Inconsciente des questions que se posait son interlocuteur sur ses motivations, Dyalwen essayait déjà de faire le tri dans ses propres interrogations. Ce n’était pas le fait de savoir si une balade était une bonne idée ou pas qui lui posait question – Tisia soutenait que non mais la Grise ne voyait vraiment pas où se trouvait la contre-indication du moment qu’elle ne forçait pas sur sa jambe ; on ne lui avait pas interdit de marcher après tout – mais plutôt le comportement du jeune homme. Aux écuries, pendant l’attaque de la ville, il avait été particulièrement mal aimable et la rouquine l’avait d’office catalogué dans les personnes non fréquentables, à éviter. Mais là, elle était obligée de réviser son jugement. Depuis le début de leur conversation, il s’était montré parfaitement poli et avait même laissé couler son indélicatesse à elle. C’était sans doute le stress qui avait modifié son comportement le jour de l’attaque.
Résolue à repartir sur de bonnes bases, même si elle se sentait toujours un peu mal à l’aise, et malgré la fatigue et cette fichue blessure qui la démangeait toujours, Dyalwen tâcha de raffermir son sourire. Un nouveau coup d’œil à Veladora lui apprit que le forgeron avait terminé de modifier son fer et qu’il était en train de le clouer au pied de la jument.
« C’est parfait comme ça, » acquiesça-t-elle simplement quand le jeune homme proposa qu’ils se retrouvent à la porte du château après qu’elle eut ramené Vela à son box.
Une petite pointe d’inquiétude fit toutefois son apparition quand il déclara qu’il préférait une sortie en ville plutôt qu’ailleurs. La ville était en contre bas du palais et plus loin que les jardins ou le Champ des Compagnons, et…
Tu ne devrais pas y aller.
La remarque du Compagnon suffit à raviver l’agacement de la Grise… et son esprit de contradiction.
Je ne vois pas pourquoi.
Tu ne dois pas forcer.
Je ne vais pas forcer, je vais juste marcher.
Et, pour ne pas laisser le temps à Tisia de répondre, elle revint aussitôt à son interlocuteur… qui se présentait et reparlait de la balade et lui demandait son nom. Tout ça dans le désordre. Un peu surprise, Dyalwen garda le silence le temps qu’Allister précise sa pensée. Bon. Si elle était fatiguée, elle n’était peut-être pas la seule. Et, pour le coup, toutes les réserves qu’elle pouvait encore conserver suite à leur première rencontre s’évanouirent.
« En ville, ce sera très bien. Je n’y suis pas allée très souvent depuis mon arrivée à Haven. »
D’abord, il y avait eu son adaptation au Collegium, puis son Élection, puis son recrutement comme assistante du Héraut du Roi, puis la préparation de l’attaque sur Haven. Son temps libre s’était réduit comme peau de chagrin et le peu qu’elle pouvait grappiller, elle le réservait à Vela.
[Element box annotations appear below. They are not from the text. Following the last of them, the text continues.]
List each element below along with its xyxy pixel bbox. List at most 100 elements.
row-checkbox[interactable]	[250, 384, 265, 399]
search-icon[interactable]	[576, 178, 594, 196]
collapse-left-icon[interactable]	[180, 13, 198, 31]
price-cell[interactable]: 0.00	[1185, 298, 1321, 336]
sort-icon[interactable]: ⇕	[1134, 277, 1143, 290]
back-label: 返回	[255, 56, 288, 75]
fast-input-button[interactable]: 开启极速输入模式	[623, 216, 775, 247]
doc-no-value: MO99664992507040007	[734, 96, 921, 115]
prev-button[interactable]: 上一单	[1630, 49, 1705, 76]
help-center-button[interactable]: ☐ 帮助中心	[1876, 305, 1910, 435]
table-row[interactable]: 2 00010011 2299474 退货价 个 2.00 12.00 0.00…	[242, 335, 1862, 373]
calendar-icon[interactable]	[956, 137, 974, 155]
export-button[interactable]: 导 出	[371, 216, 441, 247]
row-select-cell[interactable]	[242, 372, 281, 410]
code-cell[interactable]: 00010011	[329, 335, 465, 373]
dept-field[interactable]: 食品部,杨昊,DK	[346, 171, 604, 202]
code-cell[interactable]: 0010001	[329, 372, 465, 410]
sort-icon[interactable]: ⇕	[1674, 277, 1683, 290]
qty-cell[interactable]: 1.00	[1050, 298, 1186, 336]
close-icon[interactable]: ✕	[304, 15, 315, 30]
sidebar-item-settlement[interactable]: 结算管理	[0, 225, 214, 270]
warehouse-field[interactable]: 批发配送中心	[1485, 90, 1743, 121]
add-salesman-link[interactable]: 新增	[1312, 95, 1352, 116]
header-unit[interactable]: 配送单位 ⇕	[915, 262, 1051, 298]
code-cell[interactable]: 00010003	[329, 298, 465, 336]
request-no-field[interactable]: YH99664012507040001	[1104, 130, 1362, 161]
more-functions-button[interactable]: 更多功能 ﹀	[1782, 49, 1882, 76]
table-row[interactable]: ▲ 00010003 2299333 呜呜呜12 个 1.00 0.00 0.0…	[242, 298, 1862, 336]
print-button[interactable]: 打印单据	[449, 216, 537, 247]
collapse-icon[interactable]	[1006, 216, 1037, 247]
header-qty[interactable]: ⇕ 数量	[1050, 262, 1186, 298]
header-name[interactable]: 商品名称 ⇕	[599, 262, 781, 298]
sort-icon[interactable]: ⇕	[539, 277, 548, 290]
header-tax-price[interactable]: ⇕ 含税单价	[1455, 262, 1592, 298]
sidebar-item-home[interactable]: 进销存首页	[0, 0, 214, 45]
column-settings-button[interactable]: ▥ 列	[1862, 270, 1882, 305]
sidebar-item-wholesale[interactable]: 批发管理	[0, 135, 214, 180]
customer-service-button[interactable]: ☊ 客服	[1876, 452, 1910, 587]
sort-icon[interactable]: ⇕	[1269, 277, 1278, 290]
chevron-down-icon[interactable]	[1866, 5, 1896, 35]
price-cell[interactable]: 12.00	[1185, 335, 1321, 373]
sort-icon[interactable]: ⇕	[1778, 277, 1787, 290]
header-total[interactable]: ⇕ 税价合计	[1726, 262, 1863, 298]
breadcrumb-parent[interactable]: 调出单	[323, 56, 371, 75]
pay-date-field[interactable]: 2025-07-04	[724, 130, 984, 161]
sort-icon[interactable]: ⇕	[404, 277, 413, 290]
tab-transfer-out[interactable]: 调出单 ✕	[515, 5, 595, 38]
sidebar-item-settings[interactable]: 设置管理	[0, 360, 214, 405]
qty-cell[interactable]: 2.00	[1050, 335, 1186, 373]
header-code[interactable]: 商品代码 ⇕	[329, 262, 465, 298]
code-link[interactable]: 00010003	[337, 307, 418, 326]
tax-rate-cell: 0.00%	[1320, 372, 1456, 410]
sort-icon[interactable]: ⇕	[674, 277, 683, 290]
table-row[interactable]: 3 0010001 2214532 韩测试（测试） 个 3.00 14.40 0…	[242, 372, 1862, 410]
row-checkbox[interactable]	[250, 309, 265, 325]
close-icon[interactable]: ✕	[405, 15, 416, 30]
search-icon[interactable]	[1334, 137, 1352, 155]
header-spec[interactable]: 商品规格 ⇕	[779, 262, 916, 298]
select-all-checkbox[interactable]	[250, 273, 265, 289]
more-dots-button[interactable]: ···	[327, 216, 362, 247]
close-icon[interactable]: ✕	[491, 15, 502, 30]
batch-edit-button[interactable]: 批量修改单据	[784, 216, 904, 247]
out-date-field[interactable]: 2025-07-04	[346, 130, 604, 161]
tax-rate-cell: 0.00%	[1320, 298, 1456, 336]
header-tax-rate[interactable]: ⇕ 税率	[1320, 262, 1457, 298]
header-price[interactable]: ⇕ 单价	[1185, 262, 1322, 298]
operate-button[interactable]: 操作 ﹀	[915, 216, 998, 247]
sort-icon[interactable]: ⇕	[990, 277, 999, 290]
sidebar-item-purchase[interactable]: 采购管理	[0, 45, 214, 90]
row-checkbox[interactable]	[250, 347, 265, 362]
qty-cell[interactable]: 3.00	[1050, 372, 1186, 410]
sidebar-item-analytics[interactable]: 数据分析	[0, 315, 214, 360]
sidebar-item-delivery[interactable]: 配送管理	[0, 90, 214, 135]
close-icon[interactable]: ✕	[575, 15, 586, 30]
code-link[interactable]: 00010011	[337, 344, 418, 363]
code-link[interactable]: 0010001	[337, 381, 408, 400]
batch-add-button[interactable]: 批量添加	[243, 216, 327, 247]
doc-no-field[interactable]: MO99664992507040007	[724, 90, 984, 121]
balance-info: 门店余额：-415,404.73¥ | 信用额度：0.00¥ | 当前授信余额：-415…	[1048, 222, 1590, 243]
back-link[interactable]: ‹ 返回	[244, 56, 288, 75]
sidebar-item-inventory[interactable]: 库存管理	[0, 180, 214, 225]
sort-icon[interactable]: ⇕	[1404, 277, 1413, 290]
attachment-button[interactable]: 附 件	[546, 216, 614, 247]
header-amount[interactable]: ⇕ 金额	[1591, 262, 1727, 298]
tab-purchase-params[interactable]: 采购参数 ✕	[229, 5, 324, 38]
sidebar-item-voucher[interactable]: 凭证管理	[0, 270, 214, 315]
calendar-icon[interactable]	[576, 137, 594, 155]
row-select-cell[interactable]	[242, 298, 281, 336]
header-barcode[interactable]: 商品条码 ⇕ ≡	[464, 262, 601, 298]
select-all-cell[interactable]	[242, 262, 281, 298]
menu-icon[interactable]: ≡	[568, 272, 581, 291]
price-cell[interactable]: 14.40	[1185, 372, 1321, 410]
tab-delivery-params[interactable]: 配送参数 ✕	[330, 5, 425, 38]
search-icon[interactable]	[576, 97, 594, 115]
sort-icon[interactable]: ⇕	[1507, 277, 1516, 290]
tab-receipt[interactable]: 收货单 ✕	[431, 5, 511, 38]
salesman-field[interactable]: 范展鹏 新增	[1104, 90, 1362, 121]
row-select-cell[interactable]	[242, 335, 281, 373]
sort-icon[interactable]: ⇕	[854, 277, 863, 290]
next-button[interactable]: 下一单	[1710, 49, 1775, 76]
« Il faut juste que je sois revenue dans deux heures. Pour mes corvées. »
Elle tenta un nouveau sourire, un peu moins hésitant que le précédent, cette fois.
« Et je m’appelle Dyalwen. »
Le forgeron reposait le sabot de Veladora, et la rouquine se détourna donc de son interlocuteur pour revenir à sa jument. Elle lui flatta l’encolure en remerciant l’artisan, puis décrocha la longe avant de se tourner à nouveau vers Allister.
« À tout de suite. »
Et tâchant d’ignorer la gêne de ses bandages, elle prit la direction des écuries. Comme à l’aller, l’alezane calqua son allure sur la sienne, et la Grise atteignit sans encombre sa destination. Si on excluait la désapprobation palpable de Tisia dans son esprit et ses quelques commentaires désagréables.
Tu n’es pas raisonnable.
Quoi ? Tu devrais être contente, je ne m’occupe pas de Vela.
En effet, après avoir remis la jument dans son box et lui avoir caressé une dernière fois le chanfrein, elle quitta le bâtiment pour prendre la direction de la porte qui donnait vers la ville.
Au moins, avec ELLE, tu ne marcherais pas.
Oh, c’est bon ! Si je t’écoutais, je resterais assise dans un coin en attendant l’heure de rejoindre le bureau d’Alemdar.
Ça, ce serait raisonnable.
Agacée, Dyalwen haussa les épaules, aussi bien physiquement que mentalement et s’appuya contre le mur, près de la porte, en attendant qu’Allister arrive. S’il arrivait.